Der Bestseller "My Sisters Keeper" (deutsch "Beim Leben meiner Schwester") von Jodi Picoult (Ersterscheinen 2004) bringt bioethische Konflikte vor ein breites Publikum.
Bei der zweijährigen Kate Fitzgerald wird eine aggressive Leukämie festgestellt. Keiner in der Familie, auch nicht Kates älterer Bruder Jesse, ist für eine eventuelle Knochenmarkspende geeignet. Die Eltern Sara und Brian entschließen sich mittels In-Vitro-Fertilisation (IVF) ein geeignetes Geschwisterkind entstehen zu lassen: Anna. Einige Jahre verlängert Anna so das Leben ihrer Schwester Kate. Als eine Nierenspende ansteht, Anna ist mittlerweile 15 Jahre alt, rebelliert sie und will mit Hilfe des Anwalte Campbell Alexander über ihren Körper selbst bestimmen. Der klagenden Anna wird vom Gericht ein Guardian ad litem zugeteilt, Julia.

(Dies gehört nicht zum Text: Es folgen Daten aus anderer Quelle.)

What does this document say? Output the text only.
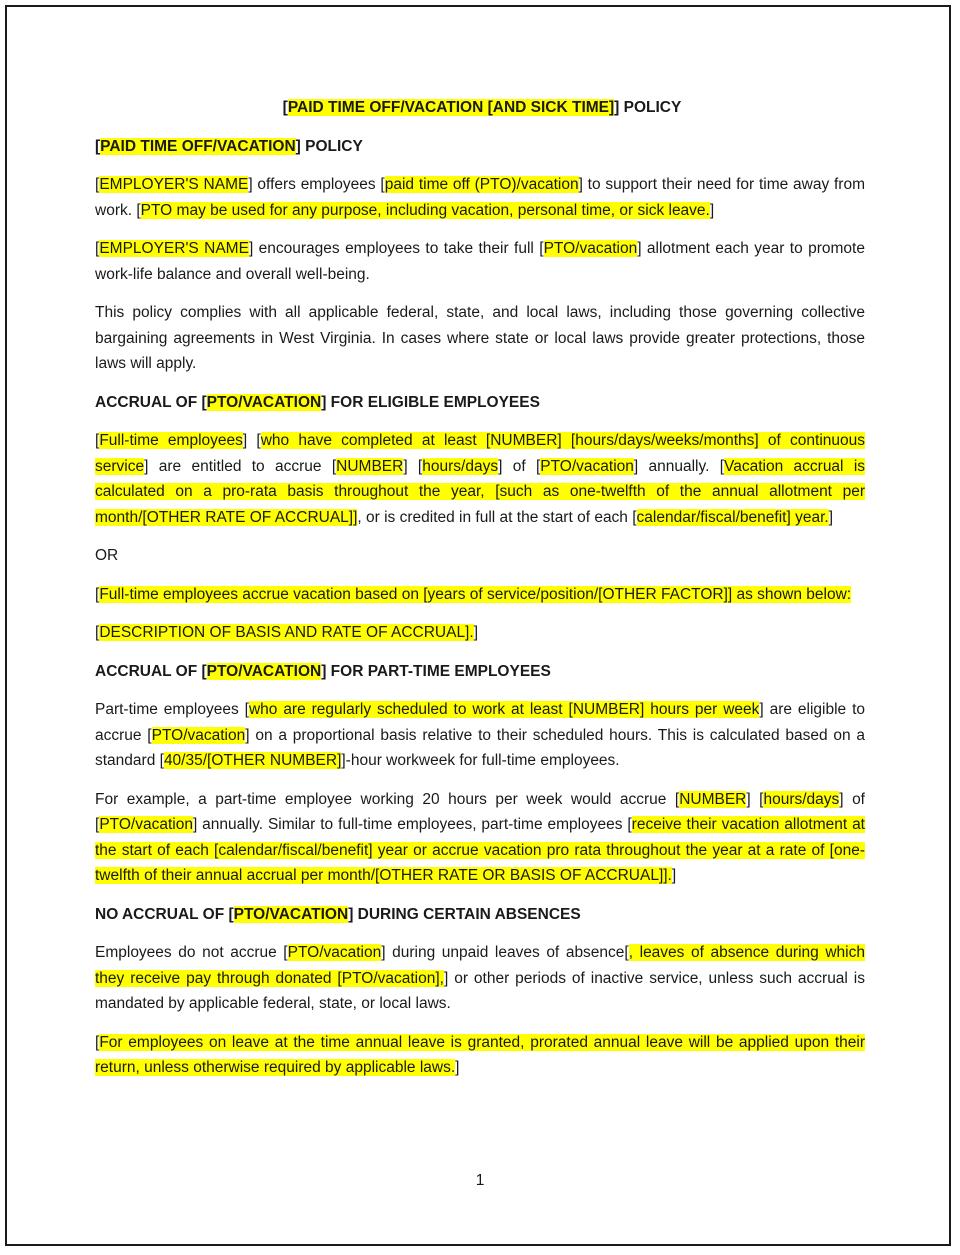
[PAID TIME OFF/VACATION [AND SICK TIME]] POLICY
[PAID TIME OFF/VACATION] POLICY

[EMPLOYER'S NAME] offers employees [paid time off (PTO)/vacation] to support their need for time away from work. [PTO may be used for any purpose, including vacation, personal time, or sick leave.]

[EMPLOYER'S NAME] encourages employees to take their full [PTO/vacation] allotment each year to promote work-life balance and overall well-being.

This policy complies with all applicable federal, state, and local laws, including those governing collective bargaining agreements in West Virginia. In cases where state or local laws provide greater protections, those laws will apply.

ACCRUAL OF [PTO/VACATION] FOR ELIGIBLE EMPLOYEES

[Full-time employees] [who have completed at least [NUMBER] [hours/days/weeks/months] of continuous service] are entitled to accrue [NUMBER] [hours/days] of [PTO/vacation] annually. [Vacation accrual is calculated on a pro-rata basis throughout the year, [such as one-twelfth of the annual allotment per month/[OTHER RATE OF ACCRUAL]], or is credited in full at the start of each [calendar/fiscal/benefit] year.]

OR

[Full-time employees accrue vacation based on [years of service/position/[OTHER FACTOR]] as shown below:

[DESCRIPTION OF BASIS AND RATE OF ACCRUAL].]

ACCRUAL OF [PTO/VACATION] FOR PART-TIME EMPLOYEES

Part-time employees [who are regularly scheduled to work at least [NUMBER] hours per week] are eligible to accrue [PTO/vacation] on a proportional basis relative to their scheduled hours. This is calculated based on a standard [40/35/[OTHER NUMBER]]-hour workweek for full-time employees.

For example, a part-time employee working 20 hours per week would accrue [NUMBER] [hours/days] of [PTO/vacation] annually. Similar to full-time employees, part-time employees [receive their vacation allotment at the start of each [calendar/fiscal/benefit] year or accrue vacation pro rata throughout the year at a rate of [one-twelfth of their annual accrual per month/[OTHER RATE OR BASIS OF ACCRUAL]].]

NO ACCRUAL OF [PTO/VACATION] DURING CERTAIN ABSENCES

Employees do not accrue [PTO/vacation] during unpaid leaves of absence[, leaves of absence during which they receive pay through donated [PTO/vacation],] or other periods of inactive service, unless such accrual is mandated by applicable federal, state, or local laws.

[For employees on leave at the time annual leave is granted, prorated annual leave will be applied upon their return, unless otherwise required by applicable laws.]

1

Der Roman behandelt die wenigen Tage des Prozesses bis zum gerichtlichen Entscheid. Die Ereignisse überstürzen und ganz kurz werden am Romanende die weiteren Lebensjahre der Protagonisten skizziert.
Die Autorin läßt in zahlreichen Kapiteln je eine der Protagonisten des Romans als Ich-Erzählerin zu Wort kommen, ausgenommen Kate. Der damit verbundene Perspektivenwechsel lässt die beteiligten Leute auch in Rückblenden zu Wort kommen.
Vieles im Personengefüge erscheint konstruiert. Jesse gerät auf die schiefe Bahn, Campbell und Julia waren in ihren Studienjahren ein Liebespaar und frischen das wieder auf, Julia hat zudem eine leicht verwechselbare Zwillingsschwester, Sara kann sich vor Gericht selbst vertreten, da sie Jura studiert hatte. Etwas stark aufgetragen, aber man nimmt es hin, schließlich soll der Roman mit Dramatik vollgepackt werden.
Die Autorin ist eine versierte Schreiberin und hat sich mit den zur Diskussion gestellten bioethischen Probleme sicher eingehend befasst. Rundum ein etwas langer, aber gelungener Wissenschafts- und Ethikthriller. Dieser letzte Befund könnte mit einem Ausrufezeichen, aber auch mit einem Fragezeichen versehen werden. Ich habe Einwände.
Der häufige Perspektivenwechsel könnte die verschiedenen Standpunkte herausarbeiten, tut es aber nur ungenügend. Die Ich-Erzähler*innen unterscheiden sich sprachlich, von einigen Passagen bei Jesse abgesehen, kaum. Alle reden wortgewandt und oft mit spitzen Bemerkungen, z.B. Kate zu ihrer Mutter: "Dont talk to me. Youre good at that" (S. 311). Oftmals bekunden sie Details, die nur ein auktoriale Erzähler kennen kann.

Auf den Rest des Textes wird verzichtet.